The little school opened on a cold, grey morning on July 7, 1919. It was, for a time, Guyra's only secondary school (from 1921, reverting to a primary school in 1958). The Sisters of Mercy took over the school in 1969, while it became a lay Catholic school in 1980. Today, it has 91 pupils (14 in transition).
With a century's history, there was plenty to celebrate this weekend.
Almost 220 people attended a four-course dinner at the Guyra Community Hall on Saturday night - a fundraiser for an excursion to Canberra.
"Times are a little tough at the moment," Mrs Wittig said, "so we wanted to make sure that every child gets the opportunity to go."
Sunday morning began with mass at St Mary's Church. Monsignor Edward Wilkes, vicar-general, unveiled a centenary plaque.
"He and I worked here together in my very early years," Mrs Wittig said. "He was fundamental in us building the new school. We couldn't do that without the support of the parish, as well as the community."
Mrs Wittig, Monsignor Wilkes, diocesan director Christopher Smyth, parish priest Father Stephen O'Shea, and school advisory chairperson Craig Lockyer planted five trees in a centenary garden - made possible by a donation from an ex-pupil.
"Hopefully it will last for another 50 years!" Mrs Wittig said. "That will make another little slice of history."
The oldest ex-pupil, 102-year-old Ted Mulligan, and its youngest, Chase Martin, his family's third generation to attend, cut the school's 100th birthday cake.
Students sang and danced round a maypole, and played traditional games like croquet.

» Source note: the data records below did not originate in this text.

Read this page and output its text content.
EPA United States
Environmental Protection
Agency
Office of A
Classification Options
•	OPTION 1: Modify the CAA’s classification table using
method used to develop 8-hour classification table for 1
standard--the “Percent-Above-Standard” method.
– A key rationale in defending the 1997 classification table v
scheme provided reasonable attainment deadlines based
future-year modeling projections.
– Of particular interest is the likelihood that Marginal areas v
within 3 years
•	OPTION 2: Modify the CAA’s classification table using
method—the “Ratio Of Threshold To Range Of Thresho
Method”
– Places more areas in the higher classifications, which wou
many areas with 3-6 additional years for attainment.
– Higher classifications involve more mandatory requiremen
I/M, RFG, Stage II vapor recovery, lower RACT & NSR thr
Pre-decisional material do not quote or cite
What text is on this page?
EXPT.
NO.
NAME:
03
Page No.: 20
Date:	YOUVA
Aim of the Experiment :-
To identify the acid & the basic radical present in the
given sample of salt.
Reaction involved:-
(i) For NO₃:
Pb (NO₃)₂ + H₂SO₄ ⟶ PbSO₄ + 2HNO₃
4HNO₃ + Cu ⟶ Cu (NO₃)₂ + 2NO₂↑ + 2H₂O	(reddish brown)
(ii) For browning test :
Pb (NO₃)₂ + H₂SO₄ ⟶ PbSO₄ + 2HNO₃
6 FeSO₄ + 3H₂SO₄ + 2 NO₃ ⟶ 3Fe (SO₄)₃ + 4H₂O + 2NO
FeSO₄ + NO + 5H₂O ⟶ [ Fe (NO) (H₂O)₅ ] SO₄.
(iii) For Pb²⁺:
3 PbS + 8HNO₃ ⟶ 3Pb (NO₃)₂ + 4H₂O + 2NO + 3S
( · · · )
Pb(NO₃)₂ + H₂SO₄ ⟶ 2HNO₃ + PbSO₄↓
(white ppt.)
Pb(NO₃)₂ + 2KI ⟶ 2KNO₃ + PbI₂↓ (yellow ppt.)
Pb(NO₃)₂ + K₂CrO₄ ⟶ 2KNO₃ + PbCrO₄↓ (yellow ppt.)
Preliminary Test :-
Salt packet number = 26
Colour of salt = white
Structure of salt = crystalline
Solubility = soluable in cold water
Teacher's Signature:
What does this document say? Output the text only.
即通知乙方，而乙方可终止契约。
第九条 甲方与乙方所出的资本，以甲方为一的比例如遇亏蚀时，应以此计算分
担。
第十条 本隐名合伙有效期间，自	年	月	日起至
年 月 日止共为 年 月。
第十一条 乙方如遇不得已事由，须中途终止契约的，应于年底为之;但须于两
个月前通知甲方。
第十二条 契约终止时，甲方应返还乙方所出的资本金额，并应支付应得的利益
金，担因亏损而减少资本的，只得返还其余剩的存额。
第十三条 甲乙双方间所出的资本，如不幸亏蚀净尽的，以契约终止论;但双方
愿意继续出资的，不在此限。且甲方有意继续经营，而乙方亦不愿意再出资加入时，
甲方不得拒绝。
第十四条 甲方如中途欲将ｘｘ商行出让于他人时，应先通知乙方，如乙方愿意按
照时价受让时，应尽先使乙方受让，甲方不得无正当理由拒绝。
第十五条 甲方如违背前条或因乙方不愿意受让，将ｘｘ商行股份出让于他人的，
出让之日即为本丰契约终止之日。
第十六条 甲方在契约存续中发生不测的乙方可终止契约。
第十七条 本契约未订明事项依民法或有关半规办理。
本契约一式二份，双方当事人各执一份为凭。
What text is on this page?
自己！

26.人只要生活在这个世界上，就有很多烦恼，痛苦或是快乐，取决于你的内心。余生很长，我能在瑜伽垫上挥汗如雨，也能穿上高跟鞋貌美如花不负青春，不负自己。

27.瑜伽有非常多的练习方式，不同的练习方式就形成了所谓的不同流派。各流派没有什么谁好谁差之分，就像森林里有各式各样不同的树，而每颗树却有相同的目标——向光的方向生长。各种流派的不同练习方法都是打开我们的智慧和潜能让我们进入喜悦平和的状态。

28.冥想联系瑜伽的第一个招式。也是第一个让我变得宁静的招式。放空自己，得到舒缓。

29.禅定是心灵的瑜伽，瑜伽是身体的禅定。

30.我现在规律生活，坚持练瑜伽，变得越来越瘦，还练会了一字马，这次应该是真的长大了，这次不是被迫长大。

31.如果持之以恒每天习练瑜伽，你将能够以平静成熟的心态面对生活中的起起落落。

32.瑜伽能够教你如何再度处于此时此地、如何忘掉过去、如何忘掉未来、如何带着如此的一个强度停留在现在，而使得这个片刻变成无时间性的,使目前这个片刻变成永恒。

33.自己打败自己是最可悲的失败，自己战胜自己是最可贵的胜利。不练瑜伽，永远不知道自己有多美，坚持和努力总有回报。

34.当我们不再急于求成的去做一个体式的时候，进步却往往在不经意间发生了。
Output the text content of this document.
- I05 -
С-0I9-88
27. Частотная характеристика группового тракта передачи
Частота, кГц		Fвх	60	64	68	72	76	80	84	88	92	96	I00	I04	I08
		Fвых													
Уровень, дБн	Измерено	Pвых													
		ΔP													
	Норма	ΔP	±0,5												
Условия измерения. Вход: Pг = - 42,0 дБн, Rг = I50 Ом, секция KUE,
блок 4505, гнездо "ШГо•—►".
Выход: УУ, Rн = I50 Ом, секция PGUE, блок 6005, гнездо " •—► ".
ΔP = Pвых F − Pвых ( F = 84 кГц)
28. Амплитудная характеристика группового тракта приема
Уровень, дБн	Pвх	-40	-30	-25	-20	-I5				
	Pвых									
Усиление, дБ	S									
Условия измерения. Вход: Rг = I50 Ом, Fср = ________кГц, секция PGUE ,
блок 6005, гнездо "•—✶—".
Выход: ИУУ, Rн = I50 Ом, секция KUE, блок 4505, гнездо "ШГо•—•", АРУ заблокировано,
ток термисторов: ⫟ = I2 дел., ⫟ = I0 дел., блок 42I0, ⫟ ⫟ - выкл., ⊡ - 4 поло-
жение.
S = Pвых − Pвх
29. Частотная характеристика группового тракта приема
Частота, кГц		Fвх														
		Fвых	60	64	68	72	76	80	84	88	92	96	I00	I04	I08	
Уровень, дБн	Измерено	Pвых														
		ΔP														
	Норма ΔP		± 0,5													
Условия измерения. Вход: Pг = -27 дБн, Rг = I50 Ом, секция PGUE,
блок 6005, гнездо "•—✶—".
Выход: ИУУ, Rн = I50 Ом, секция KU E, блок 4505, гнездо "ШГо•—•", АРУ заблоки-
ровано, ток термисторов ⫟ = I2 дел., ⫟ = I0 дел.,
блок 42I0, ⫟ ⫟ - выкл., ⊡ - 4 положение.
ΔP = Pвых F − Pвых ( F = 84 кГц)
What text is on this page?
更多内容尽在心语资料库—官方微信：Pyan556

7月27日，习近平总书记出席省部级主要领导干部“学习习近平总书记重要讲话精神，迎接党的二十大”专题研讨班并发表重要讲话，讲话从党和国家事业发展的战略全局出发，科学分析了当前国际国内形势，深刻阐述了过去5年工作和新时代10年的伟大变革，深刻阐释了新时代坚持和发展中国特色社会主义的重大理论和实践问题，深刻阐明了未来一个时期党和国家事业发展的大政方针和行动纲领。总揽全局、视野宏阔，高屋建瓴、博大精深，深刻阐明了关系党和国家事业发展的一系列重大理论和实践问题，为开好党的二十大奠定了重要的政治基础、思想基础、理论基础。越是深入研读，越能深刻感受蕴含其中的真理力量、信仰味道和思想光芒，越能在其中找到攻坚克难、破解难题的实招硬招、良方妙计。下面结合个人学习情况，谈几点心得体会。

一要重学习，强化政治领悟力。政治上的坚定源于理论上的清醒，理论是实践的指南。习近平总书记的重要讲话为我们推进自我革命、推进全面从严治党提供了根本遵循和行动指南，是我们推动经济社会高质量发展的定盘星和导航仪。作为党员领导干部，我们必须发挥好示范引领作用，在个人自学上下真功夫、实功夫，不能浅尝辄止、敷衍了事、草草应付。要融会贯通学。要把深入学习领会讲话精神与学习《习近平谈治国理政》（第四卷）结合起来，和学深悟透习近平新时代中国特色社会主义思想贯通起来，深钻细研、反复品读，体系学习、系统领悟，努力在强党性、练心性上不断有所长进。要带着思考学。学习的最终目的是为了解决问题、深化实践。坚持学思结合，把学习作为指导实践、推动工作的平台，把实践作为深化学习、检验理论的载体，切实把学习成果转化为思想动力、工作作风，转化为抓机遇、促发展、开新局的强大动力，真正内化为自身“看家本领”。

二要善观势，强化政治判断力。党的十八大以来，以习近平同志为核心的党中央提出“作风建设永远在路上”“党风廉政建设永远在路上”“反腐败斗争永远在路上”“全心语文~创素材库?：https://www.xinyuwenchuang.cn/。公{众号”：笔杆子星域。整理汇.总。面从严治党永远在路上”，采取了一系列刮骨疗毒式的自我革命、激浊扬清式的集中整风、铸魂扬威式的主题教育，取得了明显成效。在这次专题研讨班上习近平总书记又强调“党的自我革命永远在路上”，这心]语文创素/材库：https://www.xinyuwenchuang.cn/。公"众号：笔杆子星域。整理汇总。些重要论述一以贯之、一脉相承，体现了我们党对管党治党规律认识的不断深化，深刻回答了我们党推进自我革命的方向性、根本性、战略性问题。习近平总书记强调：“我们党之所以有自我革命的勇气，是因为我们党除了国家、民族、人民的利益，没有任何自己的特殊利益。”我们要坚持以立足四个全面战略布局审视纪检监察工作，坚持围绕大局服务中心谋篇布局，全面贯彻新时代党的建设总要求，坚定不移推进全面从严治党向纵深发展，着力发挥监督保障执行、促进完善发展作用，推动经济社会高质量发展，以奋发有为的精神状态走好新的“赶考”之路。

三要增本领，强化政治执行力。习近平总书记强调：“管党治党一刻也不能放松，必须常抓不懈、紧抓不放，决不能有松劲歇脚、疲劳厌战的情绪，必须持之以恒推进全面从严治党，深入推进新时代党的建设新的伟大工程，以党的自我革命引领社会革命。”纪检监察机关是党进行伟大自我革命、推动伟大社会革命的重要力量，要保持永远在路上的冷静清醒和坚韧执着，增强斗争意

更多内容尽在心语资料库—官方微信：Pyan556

There was an exhibition of memorabilia in the parochial hall, which used to be the primary school.
On display were an old school desk and bell; pens and tickets from 1919; dolls, wooden blocks, and other toys; sports trophies; photographs of students through the decades; chalices and altar-cloths; and century-old copies of this very newspaper.
For many, the greatest pleasure was catching up with old friends, and remembering happy times.
Yvonne Mowle was the school's second-longest-serving teacher, from 1978 to 2003.
Her husband was Guyra's ambulance officer in the 1960s, and her two eldest children went to St Mary's. They moved to Inverell, but she later came back to teach.
"It was a great little school," she said. "The kids made it special."
Sister Anthony Mary was the last nun principal. The Sister of Mercy taught kindergarten, first and second grade from 1976 to 1979.
"I loved my time here," she said. "I loved the country, the children, and their parents."
It was lovely to come back and see people she hadn't talked to for 40 years; children she taught now have their own families, and may even go to St Mary's.
Mrs Wittig hopes the school will continue to grow; numbers are looking strong for the next couple of years.
"It's full to the brim at the moment," she said.
They've already changed the library into a classroom - and, if they keep growing, the next library might also become another classroom.
She thanked everyone involved in making the weekend so successful.
"Guyra is a very special community, and when we have something to celebrate, these people turn up in numbers," Mrs Wittig said. "We are extremely thankful to everyone who turned up this weekend to help us celebrate."